These methods only accept instances of private class `_Code`, other values will be rejected by Typescript compiler - the risk to pass unsafe string is mitigated on type level.

If a string variable were used in `_` template literal, its value would be safely wrapped in quotes - in many cases it is quite useful, as it allows to inject values that can be either string or number via the same template. In the worst case, the generated code could be invalid, but it will prevent the risk of code execution that attacker could pass via untrusted schema as a string value that should be inserted in code (e.g., instead of a number). Also see the comment in the example.

## Code optimization

CodeGen class generates code trees and performs several optimizations before the code is rendered:

1. removes empty and unreachable branches (e.g. `else` branch after `if(true)`, etc.).
2. removes unused variable declarations.
3. replaces variables that are used only once and assigned expressions that are explicitly marked as "constant" (i.e. having referential transparency) with the expressions themselves.

::: warning Optimizations assume no side effects
These optimizations assume that the expressions in `if` conditions, `for` statement headers and assigned expressions are free of any side effects - this is the case for all pre-defined validation keywords.
:::

See [these tests](https://github.com/ajv-validator/ajv/blob/master/spec/codegen.spec.ts) for examples.

By default Ajv does 1-pass optimization - based on the test suite it reduces the code size by 10.5% and the number of tree nodes by 16.7% (TODO benchmark the validation time).

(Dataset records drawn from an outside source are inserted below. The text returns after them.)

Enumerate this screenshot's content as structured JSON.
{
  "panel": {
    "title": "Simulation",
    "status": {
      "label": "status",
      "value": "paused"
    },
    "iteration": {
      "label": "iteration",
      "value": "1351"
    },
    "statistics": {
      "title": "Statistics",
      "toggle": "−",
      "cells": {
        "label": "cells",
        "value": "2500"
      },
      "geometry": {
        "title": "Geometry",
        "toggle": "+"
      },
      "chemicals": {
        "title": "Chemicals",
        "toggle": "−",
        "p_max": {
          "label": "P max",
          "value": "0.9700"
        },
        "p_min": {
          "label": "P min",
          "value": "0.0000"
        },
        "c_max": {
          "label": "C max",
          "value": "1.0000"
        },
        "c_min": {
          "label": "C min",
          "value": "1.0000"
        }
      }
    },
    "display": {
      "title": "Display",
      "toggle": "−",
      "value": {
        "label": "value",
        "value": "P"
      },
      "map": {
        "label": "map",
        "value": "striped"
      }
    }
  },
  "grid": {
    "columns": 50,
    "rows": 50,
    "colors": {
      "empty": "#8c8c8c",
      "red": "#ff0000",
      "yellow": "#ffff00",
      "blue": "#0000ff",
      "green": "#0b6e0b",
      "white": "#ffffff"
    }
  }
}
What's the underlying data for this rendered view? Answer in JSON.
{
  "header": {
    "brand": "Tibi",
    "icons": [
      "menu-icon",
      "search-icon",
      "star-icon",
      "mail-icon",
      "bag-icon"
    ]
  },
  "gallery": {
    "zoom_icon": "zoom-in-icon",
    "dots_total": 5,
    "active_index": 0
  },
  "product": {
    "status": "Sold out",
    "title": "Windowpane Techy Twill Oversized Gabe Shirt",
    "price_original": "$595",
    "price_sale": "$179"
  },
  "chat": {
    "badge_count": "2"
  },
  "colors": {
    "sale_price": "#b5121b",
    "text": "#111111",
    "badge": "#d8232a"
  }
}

The second optimization pass changes it by less than 0.1%, so you won't need it unless you have really complex schemas or if you generate standalone code and want it to pass relevant eslint rules.

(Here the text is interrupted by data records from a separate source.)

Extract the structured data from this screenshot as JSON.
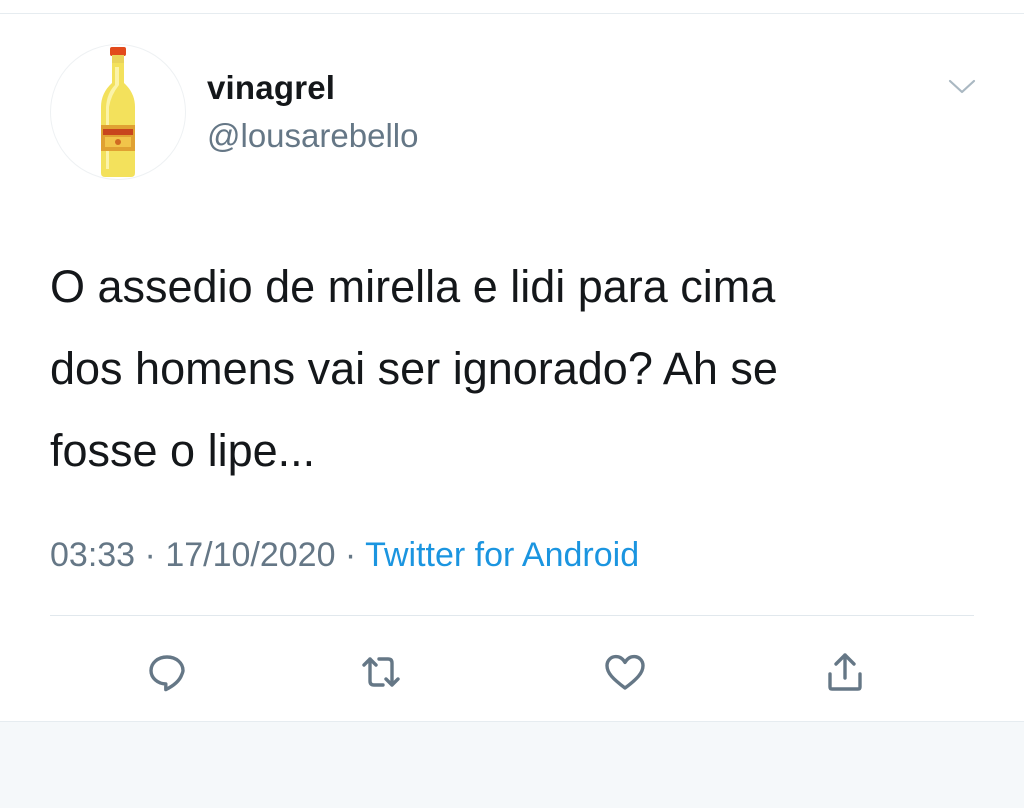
{
  "author": {
    "display_name": "vinagrel",
    "handle": "@lousarebello",
    "avatar_icon": "vinegar-bottle-icon"
  },
  "tweet": {
    "text": "O assedio de mirella e lidi para cima\ndos homens vai ser ignorado? Ah se\nfosse o lipe...",
    "time": "03:33",
    "separator": " · ",
    "date": "17/10/2020",
    "source": "Twitter for Android"
  },
  "actions": {
    "reply_icon": "reply-icon",
    "retweet_icon": "retweet-icon",
    "like_icon": "heart-icon",
    "share_icon": "share-icon",
    "menu_icon": "chevron-down-icon"
  },
  "colors": {
    "text": "#14171a",
    "secondary": "#657786",
    "link": "#1b95e0",
    "icon": "#657786",
    "divider": "#e1e8ed",
    "footer_bg": "#f5f8fa"
  }
}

Optimization mode can be changed with [options](./api.md#options):

- `{code: {optimize: false}}` - to disable (e.g., when schema compilation time is more important),
- `{code: {optimize: 2}}` - 2-pass optimization.

## User-defined keywords

While tagged template literals wrap passed strings based on their run-time values, CodeGen class methods rely on types to ensure safety of passed parameters - there is no run-time checks that the passed value is an instance of \_Code class.

It is strongly recommended to define additional keywords only with Typescript - using plain JavaScript would still allow passing unsafe strings to code generation methods.

::: warning Optimization and side-effects
If your user-defined keywords need to have side-effects that are removed by optimization (see above), you may need to disable it.
:::